In this year of kindness, a homicide suspect wants a better law library because he has been accused of first-degree and second-degree murder, manslaughter, criminally negligent, third-degree assault and weapons misconduct in 2015.
A man punched and kicked another to death. Talk to the police about seeing the same people they arrested two days later on the streets because of a lack of funding to the District Attorney’s Office. Ask the firefighters about the inebriates and being stuck in traffic when minutes matter. Talk to our first responders about the increase in aid units and ladder trucks as they try to serve ourcommunity with a projected 5,360 increase in call volume forecast for 2018. Maybe we should have a tourism tax since so many visitors need our city services and the opioid epidemic is out of control.

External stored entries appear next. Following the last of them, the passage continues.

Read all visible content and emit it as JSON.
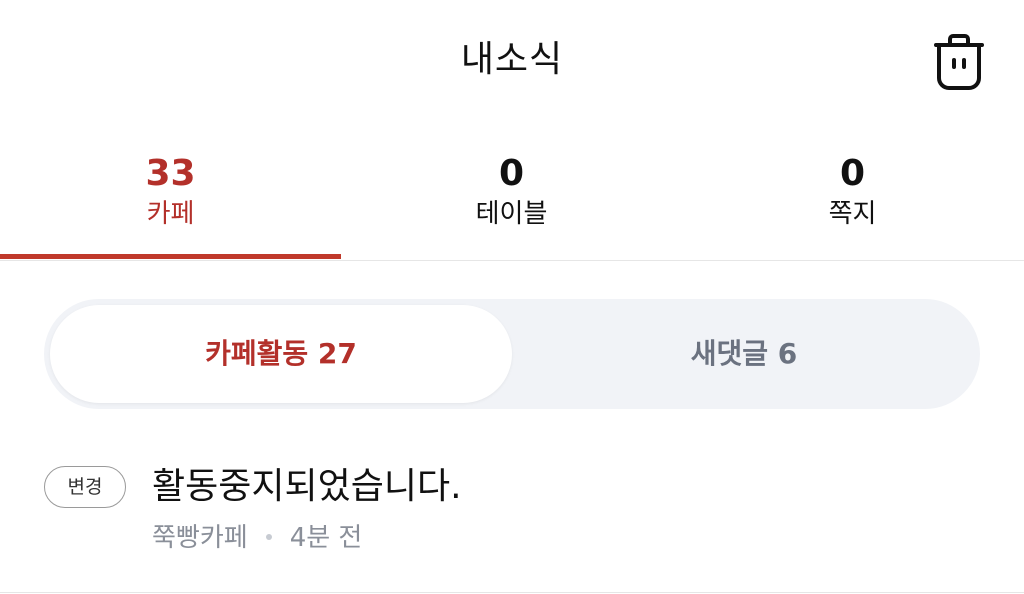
{
  "header": {
    "title": "내소식",
    "trash_icon": "trash-icon"
  },
  "tabs": [
    {
      "count": "33",
      "label": "카페",
      "active": true
    },
    {
      "count": "0",
      "label": "테이블",
      "active": false
    },
    {
      "count": "0",
      "label": "쪽지",
      "active": false
    }
  ],
  "segment": {
    "active_label": "카페활동 27",
    "inactive_label": "새댓글 6"
  },
  "notification": {
    "badge": "변경",
    "title": "활동중지되었습니다.",
    "source": "쭉빵카페",
    "time": "4분 전"
  },
  "colors": {
    "accent": "#b3302a",
    "segment_bg": "#f1f3f7",
    "muted": "#8a8f99"
  }
}
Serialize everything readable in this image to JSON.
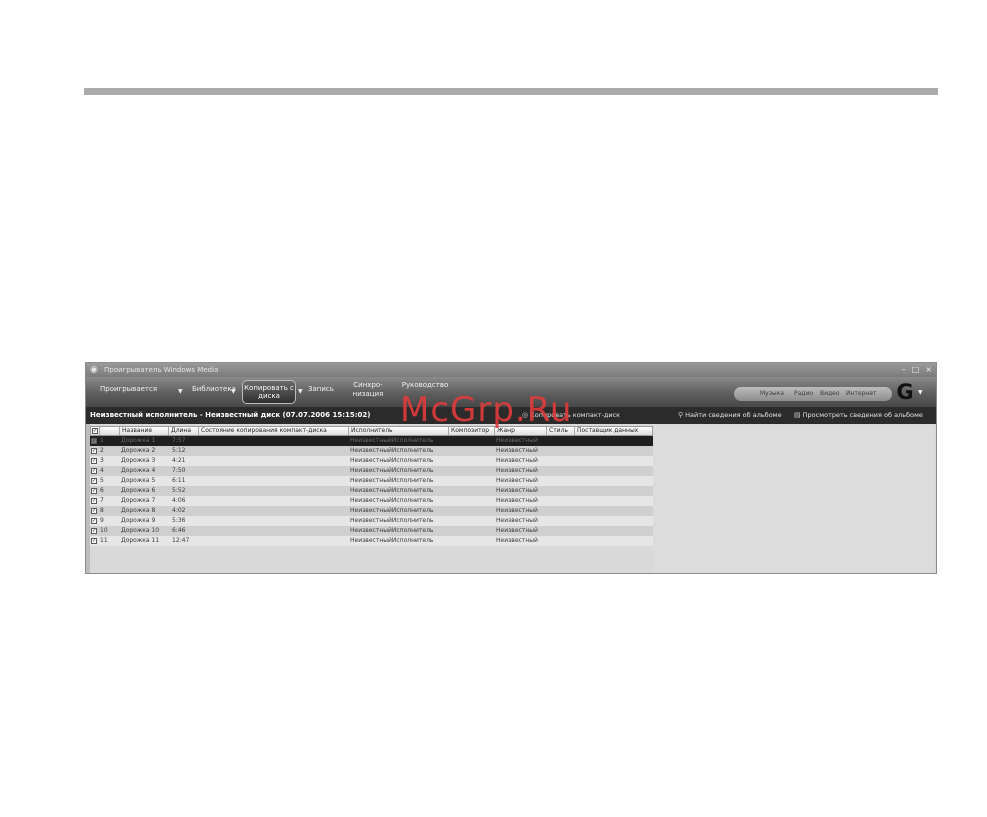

Yet, we want positive change for others, in this year of kindness. Fatal shootings, beatings, and heroin needles litter the alleys and bathrooms of Juneau. Vandalism, theft, harassment, and domestic violence fills AWARE. The Glory Hole is at capacity and we make a list for winter campsites for the homeless.
Our legislators hand us SB 91 that talks the talk of treatment, but makes no law with teeth that would make criminals accountable. Local businesses are moving out of downtown due to the increase in crime and parking issues.
Alaskans need reliable state and federal government, not meetings after meetings that have no solution.
We are facing an income tax, and our legislators have to have special sessions, can’t complete a budget when we face a government shutdown. Loss of jobs, 4.3-4.5 percent unemployment. And people are leaving.
In this year of kindness, let’s focus on making Juneau and Alaska our home again. Let’s stop the sugar coating and fix the problem.
• Loretto Jones is a candidate for the City and Borough of Juneau Assembly.